Added, 14 May:
OK, I hope this will be the last addition. Because this question flowed over to the n-category cafe, I ended up having a small discussion there as well. I thought I'd copy here my last response, in case anyone else is interested.
n-cafe post:
I suppose it's obvious by now that I'm using a specific request to drive home the need for 'small but striking examples' in favor of category theory.
Last fall, Eugenia Cheng told me of a visit to some university to give a colloquium talk. The host greeted her with the observation that he doesn't regard category theory as a field of research. OK, he was probably a bit extreme, but milder versions of that view are quite common. Now, one possible response is to regard all such people as unreasonable and talk just to friends (who of course are the reasonable people!). This is not entirely bad, because that might be a way to buy time and gain enough stability to eventually prove the earth-shattering result that will show everyone! Another way is to take up the skepticism as a constructive everyday challenge. This I suppose is what everyone here is doing at some level, anyways.
Other than the derived loop space, which is not exactly small, Urs' examples are all of the simple subtle sort that can, over time, contribute to a really important change in scientific outlook and maybe even the infrastructure of a truly glorious theory. For example, I agree wholeheartedly about the horrors of the old tensor formalism. But it's not unreasonable to ask for more striking accessible evidence of utility when it comes to the current state of category theory.
The importance of small insights and language that gradually accumulate into the edifice of a coherent and powerful theory is the usual interpretation of Grothendieck's 'rising sea' philosophy. However, the process is hardly ever smooth along the way, especially the question of acceptance by the community. I'm not a historian, but I've studied arithmetic geometry long enough to have some sense of the changing climate surrounding etale cohomology theory, for example, over the last several decades. The full proof of the Weil conjectures took a while to come about, as you know. Acceptance came slowly with many bits and pieces sporadically giving people the sense that all those subtleties and abstractions are really worthwhile. Fortunately, the rationality of the zeta function was proved early on. However, there was a pretty concrete earlier proof of that as well using $p$-adic analysis, so I doubt it would have been the big theorem that convinced everyone. One real breakthrough came in the late sixties when Deligne used etale cohomology to show that Ramanujan's conjecture on his tau function could be reduced to the Weil conjectures. There was no way to do this without etale cohomology and the conjecture in question concerned something very precise, the growth rate of natural arithmetic functions. This could even be checked numerically, so impressed people in the same way that experimental verification of a theoretical prediction does in physics. Clearly something deep was going on. Of course there were many other indications. The construction of entirely new representations of the Galois group of $\mathbb{Q}$ with very rich properties, the unification of Galois cohomology and topological cohomology, a clean interpretation of arithmetic duality theorems that gave a re-interpretation of class field theory, and so on.
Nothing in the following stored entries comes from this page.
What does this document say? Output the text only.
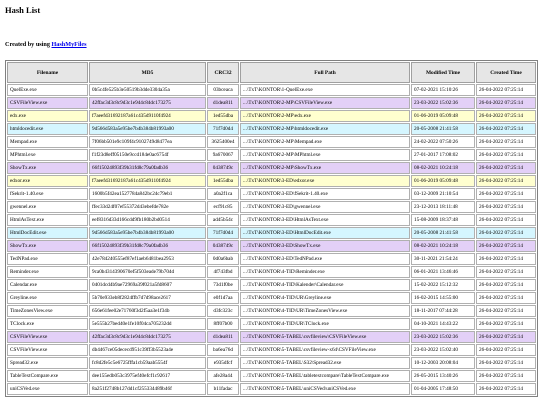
Hash List
Created by using HashMyFiles
Filename	MD5	CRC32	Full Path	Modified Time	Created Time
QuelExe.exe	0b5c4fe525b3e50519b3dde3304a35a	03bceaca	...\TxT\KONTOR\1-QuelExe.exe	07-02-2021 15:10:26	26-04-2022 07:25:14
CSVFileView.exe	42ffac3d3c8c9d3c1e944c84dc173275	d1dea811	...\TxT\KONTOR\2-MP\CSVFileView.exe	23-03-2022 15:02:36	26-04-2022 07:25:14
edx.exe	f7aeefd31692187a61c435d9110f4924	1ed55dba	...\TxT\KONTOR\2-MP\edx.exe	01-06-2019 05:09:48	26-04-2022 07:25:14
htmldocedit.exe	9d566d583a5e95be7b4b384b81993a00	71f7d0d4	...\TxT\KONTOR\2-MP\htmldocedit.exe	20-05-2008 21:41:58	26-04-2022 07:25:14
Mempad.exe	7f06bb501e9c109f4c9102749d8477ea	3625400e4	...\TxT\KONTOR\2-MP\Mempad.exe	24-02-2022 07:50:26	26-04-2022 07:25:14
MPhtml.exe	f1f23d8eff05150e9ccd184e0ac6754f	9a670067	...\TxT\KONTOR\2-MP\MPhtml.exe	27-01-2017 17:08:02	26-04-2022 07:25:14
ShowTx.exe	66f15024893f39b31fd8c79a0fadb36	0438749c	...\TxT\KONTOR\2-MP\ShowTx.exe	08-02-2021 10:24:18	26-04-2022 07:25:14
edxor.exe	f7aeefd31692187a61c435d9110f4924	1ed55dba	...\TxT\KONTOR\3-ED\edxor.exe	01-06-2019 05:09:48	26-04-2022 07:25:14
fSekrit-1.40.exe	1600b5f42ea1527784a842bc24c79eb1	a0a2f1ca	...\TxT\KONTOR\3-ED\fSekrit-1.40.exe	03-12-2009 21:10:54	26-04-2022 07:25:14
gwennel.exe	ffec33d24f07ef55372d43ebefde782e	ecf91c85	...\TxT\KONTOR\3-ED\gwennel.exe	23-12-2013 18:11:48	26-04-2022 07:25:14
HtmlAsText.exe	eef8316d33d166cdd9fb180b2bd0514	ad45b54c	...\TxT\KONTOR\3-ED\HtmlAsText.exe	15-08-2009 18:37:48	26-04-2022 07:25:14
HtmlDocEdit.exe	9d566d583a5e95be7b4b384b81993a00	71f7d0d4	...\TxT\KONTOR\3-ED\HtmlDocEdit.exe	20-05-2008 21:41:58	26-04-2022 07:25:14
ShowTx.exe	66f15024893f39b31fd8c79a0fadb36	0438749c	...\TxT\KONTOR\3-ED\ShowTx.exe	08-02-2021 10:24:18	26-04-2022 07:25:14
TedNPad.exe	42e784240555ef87ef1aeb6481bea2953	0d0a6bab	...\TxT\KONTOR\3-ED\TedNPad.exe	30-11-2021 21:54:24	26-04-2022 07:25:14
Reminder.exe	9ca0b4314390670ef5f503eade79b704d	4f743fbd	...\TxT\KONTOR\4-TID\Reminder.exe	06-01-2021 13:46:46	26-04-2022 07:25:14
Calendar.exe	0401dcd4b9ae72969a39f021a5fd8607	73d1f0be	...\TxT\KONTOR\4-TID\Kalender\Calendar.exe	15-02-2022 15:12:32	26-04-2022 07:25:14
Greyline.exe	5b70e933eb8f2824ffb7d7d98ace2617	e0f1d7aa	...\TxT\KONTOR\4-TID\UR\Greyline.exe	16-02-2015 14:55:00	26-04-2022 07:25:14
TimeZonesView.exe	656e61fee02e71760f3d2f5aa3e1f34b	d3fc323c	...\TxT\KONTOR\4-TID\UR\TimeZonesView.exe	18-11-2017 07:44:28	26-04-2022 07:25:14
TClock.exe	5e555b27bed40e1fe10f04ca705232dd	8ff07b00	...\TxT\KONTOR\4-TID\UR\TClock.exe	04-10-2021 14:43:22	26-04-2022 07:25:14
CSVFileView.exe	42ffac3d3c8c9d3c1e944c84dc173275	d1dea811	...\TxT\KONTOR\5-TABEL\csvfileview\CSVFileView.exe	23-03-2022 15:02:36	26-04-2022 07:25:14
CSVFileView.exe	db4467ce05dececd951c39ff3b5523a4e	ba6ea76d	...\TxT\KONTOR\5-TABEL\csvfileview-x64\CSVFileView.exe	23-03-2022 15:02:40	26-04-2022 07:25:14
Spread32.exe	fc8d2fe5c5e6725fffa1cb59aab5554f	e935dfcf	...\TxT\KONTOR\5-TABEL\S32\Spread32.exe	10-12-2003 20:08:04	26-04-2022 07:25:14
TableTextCompare.exe	dee155edb053c3975ef40efcf1c92617	afe28a44	...\TxT\KONTOR\5-TABEL\tabletextcompare\TableTextCompare.exe	26-05-2015 13:40:26	26-04-2022 07:25:14
uniCSVed.exe	8a251f2748b127dd1cf255334489b46f	b11fadac	...\TxT\KONTOR\5-TABEL\uniCSVed\uniCSVed.exe	01-04-2005 17:48:50	26-04-2022 07:25:14
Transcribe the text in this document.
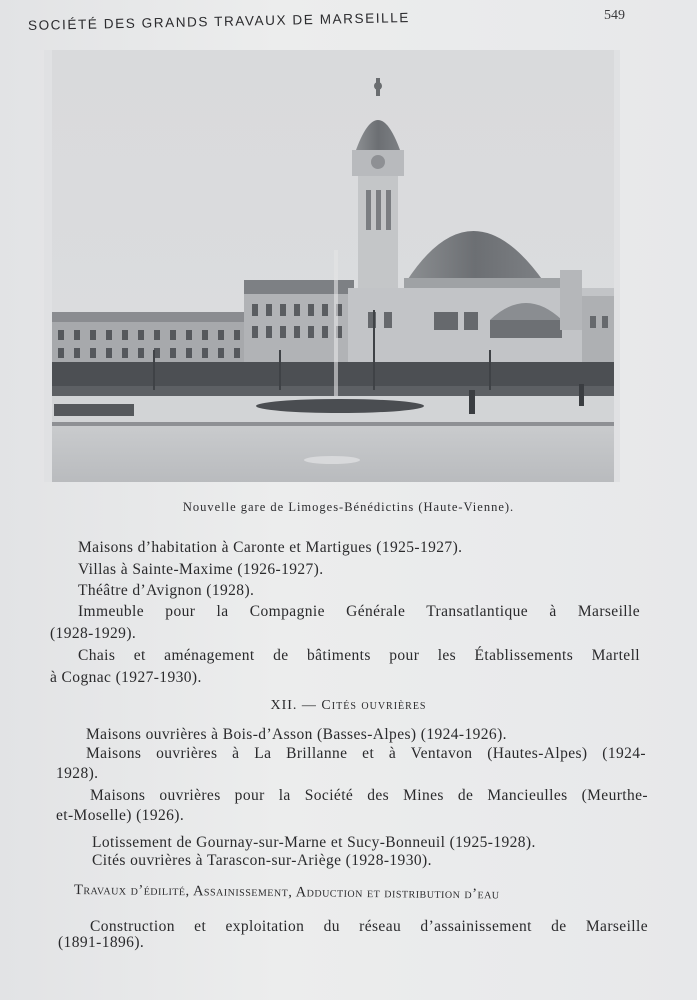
SOCIÉTÉ DES GRANDS TRAVAUX DE MARSEILLE	549
Nouvelle gare de Limoges-Bénédictins (Haute-Vienne).
Maisons d’habitation à Caronte et Martigues (1925-1927).
Villas à Sainte-Maxime (1926-1927).
Théâtre d’Avignon (1928).
Immeuble pour la Compagnie Générale Transatlantique à Marseille
(1928-1929).
Chais et aménagement de bâtiments pour les Établissements Martell
à Cognac (1927-1930).
XII. — Cités ouvrières
Maisons ouvrières à Bois-d’Asson (Basses-Alpes) (1924-1926).
Maisons ouvrières à La Brillanne et à Ventavon (Hautes-Alpes) (1924-
1928).
Maisons ouvrières pour la Société des Mines de Mancieulles (Meurthe-
et-Moselle) (1926).
Lotissement de Gournay-sur-Marne et Sucy-Bonneuil (1925-1928).
Cités ouvrières à Tarascon-sur-Ariège (1928-1930).
Travaux d’édilité, Assainissement, Adduction et distribution d’eau
Construction et exploitation du réseau d’assainissement de Marseille
(1891-1896).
For myself, being a fan of you folks here, I believe this kind of process is going on in category theory. But I don't think you have to be too unreasonable to doubt it. In a similar vein, I don't agree with Andrew Wiles' view that physics will be irrelevant for number theory, but also think his pessimism is perfectly sensible.
I think I'm trying to make the obvious point that the presence of pessimists can be very helpful to the development of a theory, in so far as the optimists interact with them in constructive ways. I haven't been coming to this site much lately, because the bit of internet time I have tends to be absorbed by Math Overflow. But I did catch David's recent post on Frank Quinn's article, which ended up as a catalyst for my MO question.
At the Boston conference following the proof of Fermat's last theorem, I've been told Hendrik Lenstra said something like this: 'When I was young, I knew I wanted to solve Diophantine equations. I also knew I didn't want to represent functors. Now I have to represent functors to solve Diophantine equations!' So should we conclude that he was foolish to avoid representable functors for so long? I wouldn't.
This response to the MO question brings up the importance of knowing the specific isomorphism between some Hilbert spaces given by the Fourier transform. This is an excellent example, especially when we consider how it relates to the different realizations of the representations of the Heisenberg group and the attendant global issues, say as you vary over a family of polarizations. But I couldn't resist recalling Irving Segal's insistence that 'There's only one Hilbert space!' Obviously, he knew, among many other things, the different realizations of the Stone-Von-Neumann representation as well as anyone, so you can take your own guess as to the reasoning behind that proclamation. He certainly may have lost something through that kind of philosophical intransigence. But I suspect that he, and many around him, gained something as well.